The Good Old Days

I got to talking about cars with my brother a few weeks ago.  He’s an old-school car guy.  In high school he bought and built-up a series of rear-wheel drive, V-8 powered cars that he remembers fondly to this day.  His assertion was that those cars and those times in automotive history were the waning years of the muscle car.  The fading sunset of the glory days of horsepower and hot rods.

 

While I have a lot of affection and respect for my brother, and the cars that we pined for in our youth, I don’t quite agree that we’re doomed to long for the Good Old Days.  In fact, I would submit that if you are looking for a go-faster car that you can live with (or an extreme beast that wants to eat you alive), it may be your finest hour.  Granted, the 60s and 70s were a great time to be a gear-head.  The problem was, I wasn’t old enough drive until the 1980s.  By then, even the ‘fast’ cars had been neutuered by emissions regulations and fuel economy standards.  And the technology to make it fun hadn’t caught up yet.

68_Yenko_Camaro

Yenko Super Camaro circa 1968 — Photo by Dana Hurt – Own work, CC BY-SA 4.0, https://commons.wikimedia.org/w/index.php?curid=46095044

But times have changed.  The Camaro IROC-Z from 1987 (a car I lusted after, mightily, but could not afford), made 220 HP.  Granted it made 330 Ft-Lb of torque, and it would burn it’s rear tires with enthusiasm, but that performance is underwhelming at best, in the face of today’s automotive technology.  Going 0-60MPH in 6.8 seconds, the IROC was a bit faster than the 1967 Camaro SS at 8.0.  But that’s still practically anchored to the road compared to a current generation Camaro V6 2LT that makes 335HP and does 0-60 in around 5.3 seconds.  And that’s not the fastest modern Camaro, by an stretch.  My brother would remind me that there were horsepower monsters in the days of yore (like the Yenko Super Camaro), but today we have our own dragons, and they breath fire, straight from the factory.

hellcat-dodge

Dodge Challenger Hellcat SRT – Photo from Dodge ‘Build Your Own’ page, http://www.dodge.com.

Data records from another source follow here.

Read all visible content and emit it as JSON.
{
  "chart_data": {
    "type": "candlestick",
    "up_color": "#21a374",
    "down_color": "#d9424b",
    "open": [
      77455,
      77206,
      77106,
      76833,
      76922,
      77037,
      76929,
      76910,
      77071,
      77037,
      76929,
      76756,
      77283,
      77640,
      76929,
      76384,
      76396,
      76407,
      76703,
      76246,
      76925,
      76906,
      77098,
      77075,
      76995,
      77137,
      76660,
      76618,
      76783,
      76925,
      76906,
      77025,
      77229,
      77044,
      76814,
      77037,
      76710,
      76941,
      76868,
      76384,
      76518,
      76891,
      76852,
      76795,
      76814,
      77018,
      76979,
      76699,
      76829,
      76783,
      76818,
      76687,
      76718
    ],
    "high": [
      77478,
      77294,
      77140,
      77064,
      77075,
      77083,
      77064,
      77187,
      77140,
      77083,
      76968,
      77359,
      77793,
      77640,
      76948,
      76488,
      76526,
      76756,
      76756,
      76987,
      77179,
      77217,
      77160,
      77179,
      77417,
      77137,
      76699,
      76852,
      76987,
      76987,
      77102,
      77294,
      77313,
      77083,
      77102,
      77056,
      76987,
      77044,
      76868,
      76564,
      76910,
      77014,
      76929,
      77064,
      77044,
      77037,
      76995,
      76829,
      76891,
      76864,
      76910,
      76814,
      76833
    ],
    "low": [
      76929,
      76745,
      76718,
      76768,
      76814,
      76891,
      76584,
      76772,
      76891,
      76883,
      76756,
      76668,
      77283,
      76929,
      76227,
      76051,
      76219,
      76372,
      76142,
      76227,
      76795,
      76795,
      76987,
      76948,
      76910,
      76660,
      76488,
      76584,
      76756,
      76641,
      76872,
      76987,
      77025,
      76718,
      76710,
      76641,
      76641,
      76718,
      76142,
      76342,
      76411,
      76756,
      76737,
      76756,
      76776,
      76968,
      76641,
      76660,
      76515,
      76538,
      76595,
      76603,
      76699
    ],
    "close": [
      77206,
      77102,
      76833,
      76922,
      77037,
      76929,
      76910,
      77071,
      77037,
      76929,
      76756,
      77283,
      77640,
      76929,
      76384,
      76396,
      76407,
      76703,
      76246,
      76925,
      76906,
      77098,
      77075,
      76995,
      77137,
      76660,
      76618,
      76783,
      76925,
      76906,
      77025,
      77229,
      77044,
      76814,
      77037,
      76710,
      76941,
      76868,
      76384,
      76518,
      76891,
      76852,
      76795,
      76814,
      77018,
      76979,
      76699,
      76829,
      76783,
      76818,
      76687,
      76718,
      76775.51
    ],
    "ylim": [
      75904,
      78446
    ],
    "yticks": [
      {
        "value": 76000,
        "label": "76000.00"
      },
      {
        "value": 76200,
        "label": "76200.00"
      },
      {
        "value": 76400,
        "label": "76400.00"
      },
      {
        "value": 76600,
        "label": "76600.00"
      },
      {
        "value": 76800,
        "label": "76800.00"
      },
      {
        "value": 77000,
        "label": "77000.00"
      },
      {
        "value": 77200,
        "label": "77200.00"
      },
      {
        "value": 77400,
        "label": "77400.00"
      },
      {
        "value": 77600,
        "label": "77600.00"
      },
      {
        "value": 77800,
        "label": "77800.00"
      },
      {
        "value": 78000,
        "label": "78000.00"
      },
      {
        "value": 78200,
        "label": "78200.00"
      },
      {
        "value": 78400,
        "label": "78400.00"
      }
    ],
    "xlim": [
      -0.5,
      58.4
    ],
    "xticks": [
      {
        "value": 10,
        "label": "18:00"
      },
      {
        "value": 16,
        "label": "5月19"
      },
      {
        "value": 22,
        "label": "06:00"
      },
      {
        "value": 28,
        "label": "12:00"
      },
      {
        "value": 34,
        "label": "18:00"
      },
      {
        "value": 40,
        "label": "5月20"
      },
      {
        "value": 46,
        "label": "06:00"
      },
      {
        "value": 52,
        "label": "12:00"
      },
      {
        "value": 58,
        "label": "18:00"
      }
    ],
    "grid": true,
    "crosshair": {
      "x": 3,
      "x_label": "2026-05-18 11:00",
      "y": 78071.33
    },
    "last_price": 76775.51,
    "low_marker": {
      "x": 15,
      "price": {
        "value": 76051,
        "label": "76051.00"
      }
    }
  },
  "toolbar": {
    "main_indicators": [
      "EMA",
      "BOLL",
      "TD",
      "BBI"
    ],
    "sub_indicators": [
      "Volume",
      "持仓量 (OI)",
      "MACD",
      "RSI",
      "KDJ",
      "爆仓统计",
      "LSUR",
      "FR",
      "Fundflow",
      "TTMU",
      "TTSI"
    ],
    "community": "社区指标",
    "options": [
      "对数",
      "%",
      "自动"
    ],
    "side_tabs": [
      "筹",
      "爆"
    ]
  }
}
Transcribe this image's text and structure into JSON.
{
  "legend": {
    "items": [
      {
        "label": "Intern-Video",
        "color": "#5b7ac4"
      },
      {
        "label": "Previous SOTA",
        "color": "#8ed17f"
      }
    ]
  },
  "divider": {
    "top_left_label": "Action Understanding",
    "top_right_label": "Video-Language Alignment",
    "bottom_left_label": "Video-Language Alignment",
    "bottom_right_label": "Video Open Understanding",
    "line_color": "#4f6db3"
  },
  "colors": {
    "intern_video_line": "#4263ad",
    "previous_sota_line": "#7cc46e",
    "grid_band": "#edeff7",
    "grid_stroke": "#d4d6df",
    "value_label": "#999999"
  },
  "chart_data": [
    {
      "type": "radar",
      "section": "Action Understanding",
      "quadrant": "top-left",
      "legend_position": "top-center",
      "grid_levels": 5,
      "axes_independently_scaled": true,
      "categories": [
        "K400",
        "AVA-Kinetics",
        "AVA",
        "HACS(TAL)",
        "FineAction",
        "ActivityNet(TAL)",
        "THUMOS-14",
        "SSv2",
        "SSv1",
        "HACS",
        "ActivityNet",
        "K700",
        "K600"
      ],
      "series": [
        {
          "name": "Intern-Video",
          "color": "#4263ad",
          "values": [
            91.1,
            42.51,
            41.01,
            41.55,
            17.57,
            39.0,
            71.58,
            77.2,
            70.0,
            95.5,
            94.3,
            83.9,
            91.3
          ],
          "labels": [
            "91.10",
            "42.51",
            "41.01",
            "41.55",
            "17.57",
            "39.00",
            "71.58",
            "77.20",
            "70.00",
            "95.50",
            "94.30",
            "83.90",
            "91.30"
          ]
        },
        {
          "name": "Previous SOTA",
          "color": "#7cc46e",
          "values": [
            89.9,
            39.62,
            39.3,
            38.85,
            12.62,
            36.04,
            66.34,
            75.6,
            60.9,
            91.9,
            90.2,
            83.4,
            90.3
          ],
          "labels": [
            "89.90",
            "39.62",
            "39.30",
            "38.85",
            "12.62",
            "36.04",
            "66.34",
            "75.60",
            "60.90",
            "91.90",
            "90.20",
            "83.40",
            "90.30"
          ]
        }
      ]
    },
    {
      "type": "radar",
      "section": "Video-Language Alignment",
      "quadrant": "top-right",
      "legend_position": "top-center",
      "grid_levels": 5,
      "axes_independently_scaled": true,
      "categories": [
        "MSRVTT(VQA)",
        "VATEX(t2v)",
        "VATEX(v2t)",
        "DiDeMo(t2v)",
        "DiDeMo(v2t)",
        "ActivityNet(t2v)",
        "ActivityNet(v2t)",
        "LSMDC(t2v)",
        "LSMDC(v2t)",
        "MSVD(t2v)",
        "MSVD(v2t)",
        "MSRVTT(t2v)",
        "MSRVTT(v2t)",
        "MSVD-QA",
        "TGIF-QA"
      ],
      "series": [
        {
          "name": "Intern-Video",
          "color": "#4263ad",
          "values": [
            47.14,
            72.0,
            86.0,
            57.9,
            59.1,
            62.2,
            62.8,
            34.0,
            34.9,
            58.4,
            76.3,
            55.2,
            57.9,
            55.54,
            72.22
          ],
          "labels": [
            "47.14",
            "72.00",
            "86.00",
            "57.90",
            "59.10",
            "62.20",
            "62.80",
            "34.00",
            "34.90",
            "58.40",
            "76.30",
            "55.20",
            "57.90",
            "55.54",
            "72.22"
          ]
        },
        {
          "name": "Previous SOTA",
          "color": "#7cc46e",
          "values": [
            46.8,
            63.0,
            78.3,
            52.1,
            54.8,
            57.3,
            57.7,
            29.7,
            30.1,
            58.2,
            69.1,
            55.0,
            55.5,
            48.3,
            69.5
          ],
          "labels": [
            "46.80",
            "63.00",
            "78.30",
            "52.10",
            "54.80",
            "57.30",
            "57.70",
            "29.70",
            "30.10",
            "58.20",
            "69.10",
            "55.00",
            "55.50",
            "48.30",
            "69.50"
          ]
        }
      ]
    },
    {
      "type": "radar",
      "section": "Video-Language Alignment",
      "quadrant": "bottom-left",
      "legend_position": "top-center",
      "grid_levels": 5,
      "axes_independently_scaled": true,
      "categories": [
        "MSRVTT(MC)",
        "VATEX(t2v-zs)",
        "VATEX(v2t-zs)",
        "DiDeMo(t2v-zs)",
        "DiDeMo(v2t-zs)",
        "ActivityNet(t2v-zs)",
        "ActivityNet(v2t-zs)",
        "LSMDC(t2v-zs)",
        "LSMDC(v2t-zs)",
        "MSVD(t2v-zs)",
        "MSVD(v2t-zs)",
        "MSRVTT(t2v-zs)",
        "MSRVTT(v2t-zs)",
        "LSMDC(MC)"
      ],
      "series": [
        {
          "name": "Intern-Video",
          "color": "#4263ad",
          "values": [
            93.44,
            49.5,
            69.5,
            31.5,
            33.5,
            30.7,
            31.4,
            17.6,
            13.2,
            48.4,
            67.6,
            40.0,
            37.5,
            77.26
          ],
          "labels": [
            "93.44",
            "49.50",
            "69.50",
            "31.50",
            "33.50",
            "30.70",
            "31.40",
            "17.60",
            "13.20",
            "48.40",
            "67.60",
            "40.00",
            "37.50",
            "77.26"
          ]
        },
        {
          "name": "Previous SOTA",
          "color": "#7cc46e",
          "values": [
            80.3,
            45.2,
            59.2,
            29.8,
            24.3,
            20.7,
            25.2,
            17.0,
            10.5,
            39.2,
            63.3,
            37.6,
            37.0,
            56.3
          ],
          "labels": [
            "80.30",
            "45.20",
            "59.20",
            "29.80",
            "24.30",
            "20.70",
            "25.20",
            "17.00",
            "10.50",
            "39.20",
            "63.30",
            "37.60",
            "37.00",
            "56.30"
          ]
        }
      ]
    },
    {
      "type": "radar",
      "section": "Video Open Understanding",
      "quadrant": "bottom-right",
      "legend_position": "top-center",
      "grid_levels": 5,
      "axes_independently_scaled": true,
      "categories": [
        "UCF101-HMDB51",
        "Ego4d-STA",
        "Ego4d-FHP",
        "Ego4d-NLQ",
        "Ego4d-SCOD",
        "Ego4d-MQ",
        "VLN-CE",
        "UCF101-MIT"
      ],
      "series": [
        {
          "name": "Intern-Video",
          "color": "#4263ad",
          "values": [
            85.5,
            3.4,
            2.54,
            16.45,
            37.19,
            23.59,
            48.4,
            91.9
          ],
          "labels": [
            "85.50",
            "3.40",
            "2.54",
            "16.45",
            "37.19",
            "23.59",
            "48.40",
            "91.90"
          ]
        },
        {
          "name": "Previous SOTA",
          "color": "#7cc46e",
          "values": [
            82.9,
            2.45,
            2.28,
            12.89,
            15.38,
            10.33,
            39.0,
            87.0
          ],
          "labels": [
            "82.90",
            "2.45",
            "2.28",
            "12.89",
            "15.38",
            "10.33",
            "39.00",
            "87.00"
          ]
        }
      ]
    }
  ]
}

The acceleration and horsepower figures in this comparison also belie the massive improvements made in handling, braking, ride comfort, safety, and drivability.  Advanced ECUs, independent suspension, stability control and ABS all add up to a far more enjoyable and survivable high-performance driving experience.  Granted, we don’t get the white-knuckled terror we once experienced, or the visceral feel of the some of the old gearboxes and steering, but my heart still speeds up when I throw a Subaru WRX into a corner, or pull hard away from a stop light.  If I get a bit too enthusiastic and the car breaks loose, the stability control nanny will invariably step in and help me get it back in line.  It’s not an excuse for poor driving skill or a license to throw good judgement out the window, but it’s nice to have a margin of error so a little mischief behind the wheel doesn’t automatically lead to a horrible accident.

We get all these benefits in addition to better fuel economy and lower emissions than ever.  I know my brother would say that all of the sensors and computers that make new cars so good also make them harder to work on, since everything is buried under a layer of software and wiring.  But even that appeals to the nerd in me.  If something burps, I can plug in the scanner and make the car tell me what it thinks is wrong.  Armed with that information I can take my car (still under warranty) to the dealer or shop and they can’t tell me a story about something that doesn’t make any sense.  The tech isn’t a panacea, but it’s a tool we simply didn’t have before.

Is today a golden age for those who want to go fast or at least have a little fun?  Maybe.  While the genuinely superlative super car is out of reach for most of us, every car brand has a performance-oriented model within the reach of those who still have to put food on the table, pay a mortgage and balance a checkbook.  There are performance driving schools popping up everywhere (please get training).  And we shouldn’t overlook the fact that even a run-of-the-mill car today can outperform some of the beloved performance models of days gone by.  After all you can buy a Chevy Malibu or Toyota Camry right now that makes more than 250HP and will run 0-60 in six seconds.